While it is widely acknowledged that drizzle is a key process in the stratocumulus-topped marine boundary layer (MBL), there remain many outstanding questions regarding its quantitative impacts on the system. Here, we report in situ aircraft measurements of the size-resolved drizzle rate (R) and calculated total radar reflectivity (Z) values in marine stratocumulus using the Artium Flight Phase Doppler Interferometer (F/PDI) during the Marine Stratus Experiment in July 2005. One of the advantages of the F/PDI relative to previous instruments is accurate cloud drop size distribution measurements across a wide range of sizes, 4 to 150 μm diameter. The lower bound of drop size that is often considered drizzle varies substantially, with typical values ~50 μm diameter. However, Nicholls (QJRMS 1984) reports observations that suggest that the contribution of drops smaller than 50 μm to the drizzle rate can be very substantial, particularly at cloud top, although the resolution of the instrumentation allowed for only a coarse analysis.

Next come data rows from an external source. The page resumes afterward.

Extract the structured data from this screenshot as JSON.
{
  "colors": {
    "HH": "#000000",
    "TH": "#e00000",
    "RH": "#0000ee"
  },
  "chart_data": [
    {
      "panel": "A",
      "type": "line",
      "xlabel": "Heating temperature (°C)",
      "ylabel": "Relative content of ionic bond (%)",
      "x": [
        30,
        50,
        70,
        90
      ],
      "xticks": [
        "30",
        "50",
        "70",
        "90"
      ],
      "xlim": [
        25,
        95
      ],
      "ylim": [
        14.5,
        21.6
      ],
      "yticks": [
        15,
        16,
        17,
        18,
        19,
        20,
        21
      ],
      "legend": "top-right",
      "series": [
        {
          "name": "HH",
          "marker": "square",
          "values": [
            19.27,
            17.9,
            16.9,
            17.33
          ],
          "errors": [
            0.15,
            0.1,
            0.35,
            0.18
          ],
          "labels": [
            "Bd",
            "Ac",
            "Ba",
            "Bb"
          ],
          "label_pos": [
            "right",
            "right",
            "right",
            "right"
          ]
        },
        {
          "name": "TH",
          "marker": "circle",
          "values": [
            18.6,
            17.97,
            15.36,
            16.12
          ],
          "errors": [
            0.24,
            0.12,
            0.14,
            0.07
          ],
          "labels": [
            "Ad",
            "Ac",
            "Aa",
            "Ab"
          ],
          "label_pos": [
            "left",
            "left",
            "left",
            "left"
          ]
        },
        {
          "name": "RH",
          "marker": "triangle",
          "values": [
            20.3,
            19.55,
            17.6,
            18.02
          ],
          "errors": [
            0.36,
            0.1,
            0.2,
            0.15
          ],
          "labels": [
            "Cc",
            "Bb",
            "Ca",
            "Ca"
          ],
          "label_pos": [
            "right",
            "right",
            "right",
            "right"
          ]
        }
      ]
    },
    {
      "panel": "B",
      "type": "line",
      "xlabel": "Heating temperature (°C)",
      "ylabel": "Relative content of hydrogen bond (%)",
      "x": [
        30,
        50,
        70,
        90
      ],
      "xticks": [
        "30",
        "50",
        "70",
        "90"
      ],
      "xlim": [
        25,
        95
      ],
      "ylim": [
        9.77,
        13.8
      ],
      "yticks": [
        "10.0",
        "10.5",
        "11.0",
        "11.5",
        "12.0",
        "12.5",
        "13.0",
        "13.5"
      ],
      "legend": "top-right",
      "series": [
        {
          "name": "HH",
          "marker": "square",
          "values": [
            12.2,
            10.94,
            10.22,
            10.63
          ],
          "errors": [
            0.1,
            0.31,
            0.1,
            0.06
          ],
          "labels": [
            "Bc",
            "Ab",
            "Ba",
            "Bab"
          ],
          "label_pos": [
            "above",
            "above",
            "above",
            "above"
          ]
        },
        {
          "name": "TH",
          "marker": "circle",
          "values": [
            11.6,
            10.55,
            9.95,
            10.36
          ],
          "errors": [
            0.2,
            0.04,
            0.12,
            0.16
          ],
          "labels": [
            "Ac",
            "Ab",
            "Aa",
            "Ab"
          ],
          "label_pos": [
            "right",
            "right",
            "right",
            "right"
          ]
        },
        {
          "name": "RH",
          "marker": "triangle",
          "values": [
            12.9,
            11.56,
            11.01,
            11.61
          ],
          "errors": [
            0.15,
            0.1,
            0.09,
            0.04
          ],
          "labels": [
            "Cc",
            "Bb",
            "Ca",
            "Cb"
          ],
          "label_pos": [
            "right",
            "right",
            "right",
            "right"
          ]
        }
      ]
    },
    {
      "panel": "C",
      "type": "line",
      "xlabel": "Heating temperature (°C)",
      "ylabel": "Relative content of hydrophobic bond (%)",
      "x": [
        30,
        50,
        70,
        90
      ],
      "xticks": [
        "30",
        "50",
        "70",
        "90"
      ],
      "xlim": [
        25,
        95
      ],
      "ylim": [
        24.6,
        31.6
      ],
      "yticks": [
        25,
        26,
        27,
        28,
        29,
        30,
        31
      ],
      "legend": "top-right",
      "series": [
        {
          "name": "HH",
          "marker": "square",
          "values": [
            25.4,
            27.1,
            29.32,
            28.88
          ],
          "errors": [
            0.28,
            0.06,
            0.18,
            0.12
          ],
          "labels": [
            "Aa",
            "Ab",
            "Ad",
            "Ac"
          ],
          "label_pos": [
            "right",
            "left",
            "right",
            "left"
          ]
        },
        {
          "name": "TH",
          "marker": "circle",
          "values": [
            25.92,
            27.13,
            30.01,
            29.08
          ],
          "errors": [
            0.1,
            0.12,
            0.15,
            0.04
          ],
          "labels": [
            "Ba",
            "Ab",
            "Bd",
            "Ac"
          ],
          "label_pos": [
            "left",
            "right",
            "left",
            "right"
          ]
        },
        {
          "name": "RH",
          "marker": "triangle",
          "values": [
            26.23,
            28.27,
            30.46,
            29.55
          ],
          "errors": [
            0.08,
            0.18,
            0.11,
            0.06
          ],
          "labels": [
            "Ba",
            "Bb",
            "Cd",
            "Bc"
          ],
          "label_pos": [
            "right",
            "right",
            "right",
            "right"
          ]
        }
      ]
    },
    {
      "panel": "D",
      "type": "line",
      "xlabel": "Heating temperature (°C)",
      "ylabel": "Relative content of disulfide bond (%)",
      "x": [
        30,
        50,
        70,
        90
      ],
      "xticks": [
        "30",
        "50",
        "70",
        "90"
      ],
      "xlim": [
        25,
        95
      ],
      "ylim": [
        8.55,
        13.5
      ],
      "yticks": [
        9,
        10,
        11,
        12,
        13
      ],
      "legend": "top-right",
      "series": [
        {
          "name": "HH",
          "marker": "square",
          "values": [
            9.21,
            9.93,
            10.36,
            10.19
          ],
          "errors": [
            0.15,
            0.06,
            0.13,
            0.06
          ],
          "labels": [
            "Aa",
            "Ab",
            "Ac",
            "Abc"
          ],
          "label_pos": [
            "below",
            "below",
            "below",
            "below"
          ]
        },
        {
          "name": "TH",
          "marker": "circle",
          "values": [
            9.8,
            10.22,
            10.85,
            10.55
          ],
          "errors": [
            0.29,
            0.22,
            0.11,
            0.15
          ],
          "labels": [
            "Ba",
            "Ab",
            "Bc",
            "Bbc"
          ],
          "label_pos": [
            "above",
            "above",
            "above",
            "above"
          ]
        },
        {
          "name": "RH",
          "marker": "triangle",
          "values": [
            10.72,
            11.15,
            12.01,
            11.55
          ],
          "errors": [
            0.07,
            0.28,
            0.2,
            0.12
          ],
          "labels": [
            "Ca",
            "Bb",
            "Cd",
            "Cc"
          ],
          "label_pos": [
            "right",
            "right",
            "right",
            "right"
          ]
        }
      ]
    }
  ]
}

The size distribution of drizzle is relevant to a number of MBL processes. For example, the rate of drop evaporation after it falls below cloud base into the sub-cloud layer depends on drop size. In turn, such evaporation can be an important for the dynamics within the boundary layer and, via feedbacks, impact the cloud layer itself. Also, drop-drop interactions (such as collision-coalescence) within the cloud are strongly dependent on drop size, and therefore the development and evolution of drizzle itself is size-dependent. Another example is that sedimentation of cloud drops from near cloud top has been proposed to reduce entrainment by decreasing the potential for evaporative cooling in this region.

Preliminary comparisons of Z and R values calculated from measured size distributions illustrates that a single drizzle rate may lead to numerous values of reflectivity. Several studies have attempted to better understand the Z-R relationship in order to accurately predict R from radar-measured Z. Our preliminary studies have found that a wide distribution of data points can be seen at cloud base where significant drizzle occurs and the Z-R relationship can vary greatly within the same cloud layer. Our goal is to understand both the distribution of drizzle and the cloud factors which control the Z-R relationship.